Baltazar Krull lokte bij verschijnen uitingen van opperste verbazing uit, maar ook blijken van grote afschuw. En omdat critici ook later niet echt goed wisten wat ze met deze obscure modernist aan moesten, kwam hij al gauw in de schaduw van die Ene literatuurvernieuwer te staan. Köhler werd geprezen als een epigoon van Van Ostaijen en alhoewel deze kwalificatie geen recht doet aan het kritische potentieel van de teksten van Köhler, is dat oordeel niet eens zo vreemd. Er is in de Nederlandstalige literatuur simpelweg nauwelijks ander werk waarmee de boeken van Köhler vergeleken kunnen worden.
Daar kwam nog bij dat Köhler vaak maar korte tijd in de aandacht stond. In 1978 was er een kleine opleving toen de inmiddels ter ziele gegane uitgeverij Lotus een heruitgave bracht van de twee romans en in de decennia daarna fungeerde Köhler zo nu en dan als het curiosum van de week, maar lang duurde de fascinatie nooit. De grootste aantrekkingskracht van Baltazar Krull en Vade mecum was en bleef hun obscuriteit. Dat kwam deels doordat de heruitgaven de teksten weliswaar opnieuw voor een groot publiek beschikbaar maakten, maar de bezwaren van de oorspronkelijke boeken niet helemaal wegnamen.
Stan Soetewey had zich in de jaren dertig namelijk gedwongen gezien om zijn romans zelf uit te brengen. Hij riep ‘Avant-garde Uitgeverij ANTI’ in het leven, die zogezegd vestigingen had in Antwerpen, Amsterdam en Berlijn, maar in werkelijkheid een imprint was van de Borgerhoutse drukkerij-uitgeverij Internacia. Zijn fantasierijke bravoure bekocht Soetewey echter met matige kwaliteit. Zijn boeken wemelen werkelijk van de fouten. Bij Vade mecum voor de jonge zelfmoordenaar moest zelfs de titel worden verbeterd. ‘Vade Macum’, had de drukker op het omslag gezet. Er werd een papiertje met de correct gespelde titel overheen geplakt, maar de eveneens verkeerd gespelde auteursnaam ‘Kölher’ werd ongemoeid gelaten. Binnenin het boek was er al helemaal geen beginnen aan. Een erratablaadje (zoals bij Baltazar Krull) bood geen uitkomst meer. Er ontbraken zinnen, hele passages waren door elkaar gehusseld en ergens waren zelfs twee pagina’s verwisseld.

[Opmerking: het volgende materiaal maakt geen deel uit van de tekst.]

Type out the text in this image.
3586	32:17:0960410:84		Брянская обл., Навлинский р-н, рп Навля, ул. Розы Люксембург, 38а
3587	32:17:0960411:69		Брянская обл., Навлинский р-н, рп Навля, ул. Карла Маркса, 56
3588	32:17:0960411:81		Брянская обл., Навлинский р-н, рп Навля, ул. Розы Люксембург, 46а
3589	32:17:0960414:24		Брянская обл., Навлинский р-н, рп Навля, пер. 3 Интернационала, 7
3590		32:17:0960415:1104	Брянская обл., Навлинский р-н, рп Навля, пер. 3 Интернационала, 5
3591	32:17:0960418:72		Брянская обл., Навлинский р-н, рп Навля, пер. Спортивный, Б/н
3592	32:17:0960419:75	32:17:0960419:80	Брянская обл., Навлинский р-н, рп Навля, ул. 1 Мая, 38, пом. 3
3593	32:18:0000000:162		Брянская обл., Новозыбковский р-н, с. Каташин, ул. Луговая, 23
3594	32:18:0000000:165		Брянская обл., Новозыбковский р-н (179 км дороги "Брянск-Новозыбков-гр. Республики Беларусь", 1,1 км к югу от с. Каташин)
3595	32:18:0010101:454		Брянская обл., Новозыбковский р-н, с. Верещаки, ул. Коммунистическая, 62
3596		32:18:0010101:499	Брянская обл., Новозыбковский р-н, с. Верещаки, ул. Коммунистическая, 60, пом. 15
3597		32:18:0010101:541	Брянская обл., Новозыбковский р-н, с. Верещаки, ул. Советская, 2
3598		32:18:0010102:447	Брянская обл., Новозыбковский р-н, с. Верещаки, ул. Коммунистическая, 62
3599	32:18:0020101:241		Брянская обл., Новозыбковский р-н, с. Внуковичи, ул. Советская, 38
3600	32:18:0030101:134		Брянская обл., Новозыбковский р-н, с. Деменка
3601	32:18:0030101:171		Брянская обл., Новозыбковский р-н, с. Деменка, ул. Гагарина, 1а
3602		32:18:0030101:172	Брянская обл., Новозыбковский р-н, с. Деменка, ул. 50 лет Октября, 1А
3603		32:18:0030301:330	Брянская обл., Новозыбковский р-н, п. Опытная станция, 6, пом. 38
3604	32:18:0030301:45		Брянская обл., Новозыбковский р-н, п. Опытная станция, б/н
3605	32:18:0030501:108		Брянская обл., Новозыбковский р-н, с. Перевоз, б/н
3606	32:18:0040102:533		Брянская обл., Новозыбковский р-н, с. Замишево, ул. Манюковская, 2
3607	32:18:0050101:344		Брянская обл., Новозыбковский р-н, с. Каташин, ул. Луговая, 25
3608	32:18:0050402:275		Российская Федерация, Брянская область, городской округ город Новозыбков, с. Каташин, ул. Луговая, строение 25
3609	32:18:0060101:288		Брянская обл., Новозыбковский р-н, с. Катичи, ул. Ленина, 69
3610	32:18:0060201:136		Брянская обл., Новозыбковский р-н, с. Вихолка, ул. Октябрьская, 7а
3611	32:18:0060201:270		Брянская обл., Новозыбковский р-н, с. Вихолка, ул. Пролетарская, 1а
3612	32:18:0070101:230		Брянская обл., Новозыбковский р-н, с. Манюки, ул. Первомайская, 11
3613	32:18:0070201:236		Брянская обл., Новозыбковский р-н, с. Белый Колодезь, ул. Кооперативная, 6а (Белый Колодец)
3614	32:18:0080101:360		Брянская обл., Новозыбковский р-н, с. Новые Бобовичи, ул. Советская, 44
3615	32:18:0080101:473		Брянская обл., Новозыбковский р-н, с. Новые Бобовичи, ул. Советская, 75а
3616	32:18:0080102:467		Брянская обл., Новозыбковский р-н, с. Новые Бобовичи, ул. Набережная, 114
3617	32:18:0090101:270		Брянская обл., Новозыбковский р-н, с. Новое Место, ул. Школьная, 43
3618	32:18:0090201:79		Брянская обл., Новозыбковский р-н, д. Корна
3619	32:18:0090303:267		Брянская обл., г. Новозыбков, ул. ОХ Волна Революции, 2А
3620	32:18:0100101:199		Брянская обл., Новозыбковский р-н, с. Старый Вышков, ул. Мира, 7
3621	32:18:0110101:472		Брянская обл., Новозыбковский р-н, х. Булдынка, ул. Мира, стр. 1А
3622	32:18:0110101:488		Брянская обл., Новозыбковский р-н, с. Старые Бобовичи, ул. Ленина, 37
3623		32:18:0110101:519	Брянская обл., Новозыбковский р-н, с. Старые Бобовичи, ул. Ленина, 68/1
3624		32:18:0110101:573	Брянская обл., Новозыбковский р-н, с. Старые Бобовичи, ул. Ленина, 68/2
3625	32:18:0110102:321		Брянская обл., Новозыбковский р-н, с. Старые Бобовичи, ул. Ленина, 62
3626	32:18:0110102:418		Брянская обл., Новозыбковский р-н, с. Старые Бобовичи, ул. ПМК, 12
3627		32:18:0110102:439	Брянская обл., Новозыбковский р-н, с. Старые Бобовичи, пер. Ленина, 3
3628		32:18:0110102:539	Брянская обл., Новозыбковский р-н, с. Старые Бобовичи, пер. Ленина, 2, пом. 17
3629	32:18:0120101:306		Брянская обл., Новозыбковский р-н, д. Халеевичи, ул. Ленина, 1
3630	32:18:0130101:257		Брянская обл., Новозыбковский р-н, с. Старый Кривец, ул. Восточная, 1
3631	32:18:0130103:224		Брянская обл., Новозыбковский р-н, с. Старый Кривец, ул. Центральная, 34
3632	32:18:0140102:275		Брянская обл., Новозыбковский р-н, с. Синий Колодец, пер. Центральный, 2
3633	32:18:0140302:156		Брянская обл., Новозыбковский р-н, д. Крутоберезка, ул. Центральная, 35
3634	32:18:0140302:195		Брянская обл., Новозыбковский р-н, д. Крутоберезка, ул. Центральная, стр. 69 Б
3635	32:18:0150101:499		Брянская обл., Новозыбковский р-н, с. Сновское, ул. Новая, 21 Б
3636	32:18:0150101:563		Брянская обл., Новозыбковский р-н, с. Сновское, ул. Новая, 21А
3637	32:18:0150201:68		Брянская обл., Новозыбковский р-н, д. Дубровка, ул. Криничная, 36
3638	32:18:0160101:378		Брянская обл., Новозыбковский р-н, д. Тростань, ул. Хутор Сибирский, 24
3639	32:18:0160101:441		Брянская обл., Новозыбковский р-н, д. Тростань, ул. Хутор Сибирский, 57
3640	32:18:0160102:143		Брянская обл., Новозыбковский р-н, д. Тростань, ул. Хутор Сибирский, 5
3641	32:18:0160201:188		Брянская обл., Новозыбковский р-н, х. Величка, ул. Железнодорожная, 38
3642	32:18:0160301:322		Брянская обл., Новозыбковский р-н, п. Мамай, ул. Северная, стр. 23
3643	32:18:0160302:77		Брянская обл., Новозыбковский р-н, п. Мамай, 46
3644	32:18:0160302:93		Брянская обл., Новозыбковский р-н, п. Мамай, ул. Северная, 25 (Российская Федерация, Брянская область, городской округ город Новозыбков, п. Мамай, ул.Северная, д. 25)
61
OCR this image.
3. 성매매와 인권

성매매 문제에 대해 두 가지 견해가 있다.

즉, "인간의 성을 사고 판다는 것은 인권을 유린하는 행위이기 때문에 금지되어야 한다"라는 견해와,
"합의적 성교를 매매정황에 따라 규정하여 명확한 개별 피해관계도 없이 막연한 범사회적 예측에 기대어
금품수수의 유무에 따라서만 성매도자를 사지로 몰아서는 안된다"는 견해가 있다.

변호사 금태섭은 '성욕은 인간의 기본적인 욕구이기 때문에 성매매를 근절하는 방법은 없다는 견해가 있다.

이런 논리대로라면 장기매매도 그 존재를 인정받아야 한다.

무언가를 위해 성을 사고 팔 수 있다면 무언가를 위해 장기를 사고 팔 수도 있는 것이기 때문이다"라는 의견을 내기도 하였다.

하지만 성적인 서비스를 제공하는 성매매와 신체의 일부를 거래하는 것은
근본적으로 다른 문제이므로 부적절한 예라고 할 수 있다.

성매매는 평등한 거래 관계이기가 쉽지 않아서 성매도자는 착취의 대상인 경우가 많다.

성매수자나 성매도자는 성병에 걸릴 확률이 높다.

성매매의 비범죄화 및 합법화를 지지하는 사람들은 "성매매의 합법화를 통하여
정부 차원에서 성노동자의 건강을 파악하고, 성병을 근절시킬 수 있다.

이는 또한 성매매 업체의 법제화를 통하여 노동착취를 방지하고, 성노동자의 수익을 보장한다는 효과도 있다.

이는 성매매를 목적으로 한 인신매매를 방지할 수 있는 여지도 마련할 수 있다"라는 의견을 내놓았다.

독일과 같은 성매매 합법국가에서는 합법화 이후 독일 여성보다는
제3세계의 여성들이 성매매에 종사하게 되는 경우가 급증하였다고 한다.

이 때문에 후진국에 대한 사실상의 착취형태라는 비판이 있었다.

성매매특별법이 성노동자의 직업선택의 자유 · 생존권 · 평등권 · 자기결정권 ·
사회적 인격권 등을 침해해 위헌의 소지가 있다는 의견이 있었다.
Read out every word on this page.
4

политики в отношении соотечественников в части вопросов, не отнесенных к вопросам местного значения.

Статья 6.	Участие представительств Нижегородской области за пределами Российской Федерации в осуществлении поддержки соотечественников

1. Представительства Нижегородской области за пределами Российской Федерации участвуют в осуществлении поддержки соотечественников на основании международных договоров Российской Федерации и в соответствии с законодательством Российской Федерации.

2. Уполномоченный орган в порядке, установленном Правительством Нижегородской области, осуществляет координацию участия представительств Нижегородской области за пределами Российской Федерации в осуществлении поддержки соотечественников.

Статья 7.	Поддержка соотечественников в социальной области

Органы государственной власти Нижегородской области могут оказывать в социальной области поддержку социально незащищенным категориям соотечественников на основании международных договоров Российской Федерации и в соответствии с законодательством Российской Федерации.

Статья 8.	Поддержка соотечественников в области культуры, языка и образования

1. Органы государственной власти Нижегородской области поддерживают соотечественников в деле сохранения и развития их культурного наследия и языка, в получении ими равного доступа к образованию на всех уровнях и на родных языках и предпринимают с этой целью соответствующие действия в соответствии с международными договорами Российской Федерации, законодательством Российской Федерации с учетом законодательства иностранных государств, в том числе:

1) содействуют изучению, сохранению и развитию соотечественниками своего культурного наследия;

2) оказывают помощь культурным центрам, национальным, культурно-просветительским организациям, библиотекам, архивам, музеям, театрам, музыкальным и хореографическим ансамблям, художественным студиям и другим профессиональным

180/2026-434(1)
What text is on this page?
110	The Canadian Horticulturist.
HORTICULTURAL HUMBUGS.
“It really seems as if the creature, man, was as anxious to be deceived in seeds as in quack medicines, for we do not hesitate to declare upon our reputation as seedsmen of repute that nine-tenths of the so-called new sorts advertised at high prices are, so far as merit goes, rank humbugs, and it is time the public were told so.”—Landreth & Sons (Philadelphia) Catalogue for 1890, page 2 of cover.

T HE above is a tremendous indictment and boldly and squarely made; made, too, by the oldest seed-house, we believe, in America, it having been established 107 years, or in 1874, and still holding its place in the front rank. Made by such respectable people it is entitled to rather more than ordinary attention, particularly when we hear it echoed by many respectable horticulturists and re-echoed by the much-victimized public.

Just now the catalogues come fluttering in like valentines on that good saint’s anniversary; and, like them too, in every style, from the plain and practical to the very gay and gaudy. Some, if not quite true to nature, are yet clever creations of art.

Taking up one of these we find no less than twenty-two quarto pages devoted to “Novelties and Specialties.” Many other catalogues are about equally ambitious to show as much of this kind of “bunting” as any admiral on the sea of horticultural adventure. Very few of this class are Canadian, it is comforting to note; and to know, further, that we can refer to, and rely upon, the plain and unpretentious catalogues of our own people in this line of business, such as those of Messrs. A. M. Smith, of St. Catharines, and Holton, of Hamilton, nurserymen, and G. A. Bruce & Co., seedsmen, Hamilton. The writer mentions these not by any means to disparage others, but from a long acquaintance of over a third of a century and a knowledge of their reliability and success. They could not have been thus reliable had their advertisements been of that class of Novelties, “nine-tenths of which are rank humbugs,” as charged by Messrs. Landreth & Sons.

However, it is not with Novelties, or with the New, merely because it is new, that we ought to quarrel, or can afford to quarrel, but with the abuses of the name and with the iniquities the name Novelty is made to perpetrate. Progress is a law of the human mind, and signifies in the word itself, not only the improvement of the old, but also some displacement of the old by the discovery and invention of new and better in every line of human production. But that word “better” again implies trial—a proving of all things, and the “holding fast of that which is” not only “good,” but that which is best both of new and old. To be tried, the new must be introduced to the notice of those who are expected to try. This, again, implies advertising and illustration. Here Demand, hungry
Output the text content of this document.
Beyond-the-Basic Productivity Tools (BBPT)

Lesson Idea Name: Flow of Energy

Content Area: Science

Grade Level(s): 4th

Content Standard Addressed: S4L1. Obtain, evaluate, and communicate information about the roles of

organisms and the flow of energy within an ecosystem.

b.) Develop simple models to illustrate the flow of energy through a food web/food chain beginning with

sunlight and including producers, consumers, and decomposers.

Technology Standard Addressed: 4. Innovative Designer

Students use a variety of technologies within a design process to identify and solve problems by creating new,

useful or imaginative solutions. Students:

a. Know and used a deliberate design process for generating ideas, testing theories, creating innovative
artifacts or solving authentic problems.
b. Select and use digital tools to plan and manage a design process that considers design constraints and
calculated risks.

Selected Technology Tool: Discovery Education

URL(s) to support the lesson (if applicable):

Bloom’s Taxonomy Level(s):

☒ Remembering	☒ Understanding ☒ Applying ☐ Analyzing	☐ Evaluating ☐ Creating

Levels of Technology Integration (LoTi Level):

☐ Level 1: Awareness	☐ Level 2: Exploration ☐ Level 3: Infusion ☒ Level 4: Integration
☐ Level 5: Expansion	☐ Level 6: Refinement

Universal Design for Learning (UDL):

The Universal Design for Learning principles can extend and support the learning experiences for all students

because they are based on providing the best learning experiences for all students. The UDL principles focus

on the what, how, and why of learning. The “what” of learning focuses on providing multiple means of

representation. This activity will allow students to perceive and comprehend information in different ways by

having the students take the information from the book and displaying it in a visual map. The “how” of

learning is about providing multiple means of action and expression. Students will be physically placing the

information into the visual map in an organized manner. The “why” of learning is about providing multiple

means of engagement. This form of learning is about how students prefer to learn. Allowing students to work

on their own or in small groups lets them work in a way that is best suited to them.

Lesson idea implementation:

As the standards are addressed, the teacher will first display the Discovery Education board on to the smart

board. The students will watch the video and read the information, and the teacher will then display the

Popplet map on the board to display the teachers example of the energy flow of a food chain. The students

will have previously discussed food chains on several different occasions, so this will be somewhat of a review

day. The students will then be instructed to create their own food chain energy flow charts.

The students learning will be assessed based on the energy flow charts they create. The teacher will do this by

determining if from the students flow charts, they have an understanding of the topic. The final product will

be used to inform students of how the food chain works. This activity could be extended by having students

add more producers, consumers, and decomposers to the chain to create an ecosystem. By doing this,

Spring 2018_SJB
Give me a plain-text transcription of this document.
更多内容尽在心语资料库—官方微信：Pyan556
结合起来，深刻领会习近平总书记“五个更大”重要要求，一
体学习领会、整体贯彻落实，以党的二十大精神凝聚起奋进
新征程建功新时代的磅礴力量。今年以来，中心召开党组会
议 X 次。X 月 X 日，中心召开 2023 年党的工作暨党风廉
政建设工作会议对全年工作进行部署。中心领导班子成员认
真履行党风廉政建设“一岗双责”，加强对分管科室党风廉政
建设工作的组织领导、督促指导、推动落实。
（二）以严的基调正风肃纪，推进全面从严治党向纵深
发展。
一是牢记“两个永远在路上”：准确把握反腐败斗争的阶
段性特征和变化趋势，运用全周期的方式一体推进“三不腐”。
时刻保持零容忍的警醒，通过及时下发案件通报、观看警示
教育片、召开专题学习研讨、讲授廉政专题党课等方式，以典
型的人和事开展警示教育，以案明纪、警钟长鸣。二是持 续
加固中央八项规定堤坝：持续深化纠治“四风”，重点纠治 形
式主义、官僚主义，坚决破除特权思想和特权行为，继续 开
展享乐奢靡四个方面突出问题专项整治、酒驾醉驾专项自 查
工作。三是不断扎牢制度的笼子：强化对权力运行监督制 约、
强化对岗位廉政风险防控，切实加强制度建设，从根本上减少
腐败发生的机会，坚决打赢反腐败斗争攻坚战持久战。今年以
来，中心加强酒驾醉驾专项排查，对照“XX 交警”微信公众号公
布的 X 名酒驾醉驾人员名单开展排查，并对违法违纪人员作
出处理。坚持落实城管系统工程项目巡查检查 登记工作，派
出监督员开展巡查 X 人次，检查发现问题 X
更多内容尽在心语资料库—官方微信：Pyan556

Bij de heruitgave in 1978 werden de teksten misschien wel minder obscuur, maar ze bleven een rommeltje. De twee omgekeerde pagina’s zaten bijvoorbeeld nog steeds verkeerd in het boek. Wie de teksten dus echt aandachtig wilde lezen, werd geconfronteerd met onbedoeld weerbarstig materiaal. Een nieuwe editie drong zich op. Eén die de tekst niet onnodig ondoordringbaar zou maken, een editie ook die het resultaat zou zijn van een uitvoerige bestudering van het typoscript van Baltazar Krull’s hart zingt maneschijn en het handschrift van Vade mecum voor de jonge zelfmoordenaar, die zich in het Letterenhuis bevinden. Deze nieuwe editie van het Verzameld proza van Kurt Köhler verschijnt binnen afzienbare tijd in de publicatiereeks van het Letterenhuis.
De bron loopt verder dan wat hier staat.